The privacy issue seems to turn on a distinction between two kinds of information that bag searches or CCTVs communicate to at least someone. The first is information germane to public safety and the public’s sense of safety (bombs, post-facto video of perps exchanging backpacks in a station, etc); the second is information you don’t want at least some people to know and that you have a citizen’s right (if not a personal relations right) to withhold from them (health status, weird but harmless habits, infidelities). If you search my bag and find my bomb, I’ll be Really, Really Angry but I wouldn’t expect anyone to feel sorry for me. If your justified snooping puts my humiliating secrets before someone I don’t know who doesn’t know my name, I maybe should feel outrage but I don’t, on reflection; I don’t think I care at all that someone knows that someone had dirty pictures in a briefcase at 51st Street this morning. Some clerk at Amazon.com knows about everything I read, and my name too, but that’s never troubled me much.
If you bust me in front of people whose opinions I care about, it’s a bad thing, but I think the snooping we’re doing so far can be managed to be (or is intrinsically) a minor risk on this ground.

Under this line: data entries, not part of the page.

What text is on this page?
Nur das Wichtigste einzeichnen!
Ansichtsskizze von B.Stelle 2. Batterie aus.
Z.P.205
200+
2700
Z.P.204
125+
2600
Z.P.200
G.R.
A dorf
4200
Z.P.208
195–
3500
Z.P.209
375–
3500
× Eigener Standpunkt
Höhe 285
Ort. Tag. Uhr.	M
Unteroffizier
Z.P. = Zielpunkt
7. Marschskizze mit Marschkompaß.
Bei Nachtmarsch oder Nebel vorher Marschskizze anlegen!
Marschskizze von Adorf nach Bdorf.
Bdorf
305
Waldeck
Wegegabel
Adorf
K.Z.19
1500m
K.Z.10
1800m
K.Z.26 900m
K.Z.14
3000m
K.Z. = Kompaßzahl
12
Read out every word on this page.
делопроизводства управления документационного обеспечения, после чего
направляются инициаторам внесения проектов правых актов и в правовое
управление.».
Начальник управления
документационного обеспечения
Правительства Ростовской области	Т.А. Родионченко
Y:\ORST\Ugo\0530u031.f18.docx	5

Note that the legal rule Mike proposes — anti-terrorist searches are for terrorist-related offenses only — isn’t the rule actually in place. Lots and lots of people are caught with drugs, and smaller amounts with incriminating amounts of cash, at airport security checkpoints, and the results of those searches are completely admissible in court. The general idea is that if a search is lawful, it’s lawful for all purposes.
Mike could be right that a 1-in-1000 chance of being caught would serve as a deterrent, but I’m not sure why it should. Presumably the other risks involved in putting a bomb in the subway would be substantially greater. The risks to terrorists could be increased, within any given budget of total inspections, by focusing on young men of Middle Eastern appeareance. If the process were polite enough, and the payment for the inconvenience the $20 Mike suggests, that might be made to seem an acceptable deal.